3. A la suite de l'accident vasculaire cérébral survenu le 15 février 2007, Mme C... a été admise dans un établissement de santé à Marseille où se sont manifestés, le 19 février 2007, les signes d'une infection entraînant une forte fièvre. La circonstance que l'ONIAM n'ait pas été appelé à participer à l'expertise ordonnée par la commission régionale de conciliation et d'indemnisation ne fait pas obstacle à ce que le juge prenne en compte les conclusions du rapport des experts, qui peuvent être discutées dans le cadre de l'instance contentieuse. En l'espèce, il résulte de l'instruction, notamment du rapport du 8 mars 2012 de l'expertise, que l'hyperthermie était due à une infection d'un cathéter périphérique et que celle-ci n'était ni présente ni en incubation lors du début des soins. En outre, il n'est pas établi que cette infection a une autre origine que la prise en charge. Elle a donc un caractère nosocomial.

4. Selon le compte rendu de l'hospitalisation de Mme C...en service de réanimation du 20 février 2007 au 14 mars 2007 établi après l'achèvement des soins,

" la chirurgie du cavernome est reportée à la semaine prochaine " du fait de l'infection. Le rapport du 8 mars 2012 comporte également la mention d'un tel report, l'intervention initialement prévue " aux alentours du 20 février 2007 " n'ayant eu lieu que le 28 février 2007 en raison de la forte fièvre. Ces éléments ne sont contredits de manière suffisante, ni par les mentions du rapport en date du 20 novembre 2007 de l'expertise diligentée par la MAIF et réalisée par le docteur Malca qui ne précise pas les pièces médicales sur lesquelles il se fonde pour estimer que l'intervention devait avoir lieu dans la semaine du 26 février 2007 au 3 mars 2007, ni par celles du rapport en date du 11 septembre 2012 fait par le docteur Bloch à la demande de l'ONIAM qui indique d'une manière générale que la meilleure période pour pratiquer une opération chirurgicale était en l'espèce la troisième semaine suivant la date de l'accident vasculaire cérébral.

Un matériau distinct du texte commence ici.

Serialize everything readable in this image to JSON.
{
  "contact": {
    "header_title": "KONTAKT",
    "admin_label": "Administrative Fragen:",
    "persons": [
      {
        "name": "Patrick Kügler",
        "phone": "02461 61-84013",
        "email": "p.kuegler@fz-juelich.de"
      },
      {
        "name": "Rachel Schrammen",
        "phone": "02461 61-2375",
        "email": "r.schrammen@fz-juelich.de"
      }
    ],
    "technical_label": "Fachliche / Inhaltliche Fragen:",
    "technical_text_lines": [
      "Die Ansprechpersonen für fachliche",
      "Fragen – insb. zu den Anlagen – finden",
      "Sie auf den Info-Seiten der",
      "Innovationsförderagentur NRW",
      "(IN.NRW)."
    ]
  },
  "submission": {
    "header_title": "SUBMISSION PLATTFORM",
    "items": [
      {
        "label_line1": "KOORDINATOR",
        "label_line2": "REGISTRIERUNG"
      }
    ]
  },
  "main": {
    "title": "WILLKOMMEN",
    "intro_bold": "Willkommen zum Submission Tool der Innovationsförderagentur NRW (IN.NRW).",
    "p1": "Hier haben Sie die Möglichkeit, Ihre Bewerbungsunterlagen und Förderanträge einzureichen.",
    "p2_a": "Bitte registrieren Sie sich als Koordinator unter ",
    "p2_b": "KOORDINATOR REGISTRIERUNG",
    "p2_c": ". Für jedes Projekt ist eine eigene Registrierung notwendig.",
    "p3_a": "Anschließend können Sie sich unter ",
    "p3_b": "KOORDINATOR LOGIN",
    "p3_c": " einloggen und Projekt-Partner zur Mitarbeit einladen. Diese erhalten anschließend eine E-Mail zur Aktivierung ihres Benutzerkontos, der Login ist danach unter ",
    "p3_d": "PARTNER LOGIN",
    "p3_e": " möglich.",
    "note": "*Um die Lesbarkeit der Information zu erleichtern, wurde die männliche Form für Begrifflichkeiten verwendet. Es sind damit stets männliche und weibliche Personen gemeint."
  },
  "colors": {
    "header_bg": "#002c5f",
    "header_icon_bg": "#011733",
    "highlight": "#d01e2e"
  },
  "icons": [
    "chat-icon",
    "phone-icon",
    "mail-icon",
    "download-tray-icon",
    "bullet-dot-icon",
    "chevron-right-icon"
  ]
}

5. L'infection nosocomiale a donc entraîné un retard d'environ une semaine dans le traitement de la pathologie dont Mme C...était atteinte ainsi qu'une hyperthermie. Il résulte de l'instruction, notamment du rapport de l'expertise ordonnée par la commission régionale de conciliation et d'indemnisation, que la chirurgie pratiquée permet parfois d'obtenir une amélioration clinique partielle voire totale, que le retard dans l'opération du cavernome pédonculaire a vraisemblablement aggravé l'agression cérébrale subie et que la situation de forte fièvre a diminué les chances de récupération après l'accident vasculaire cérébral. L'ONIAM ne produit aucun élément de nature à confirmer la mention, qui n'est assortie d'aucune source bibliographique et qui est contestée par la victime, du rapport du docteur Bloch selon laquelle le délai de treize jours constaté entre la date de l'accident et celle de l'intervention était adapté et correspond à la pratique médicale habituelle.

6. Il résulte cependant de l'instruction qu'eu égard à la gravité de l'atteinte cérébrale dès le 15 février 2007, l'infection nosocomiale n'a entraîné qu'une perte de chance d'éviter que le dommage n'advienne. Ainsi que l'a jugé à bon droit le tribunal administratif, le taux de cette perte doit être fixé à 25 %.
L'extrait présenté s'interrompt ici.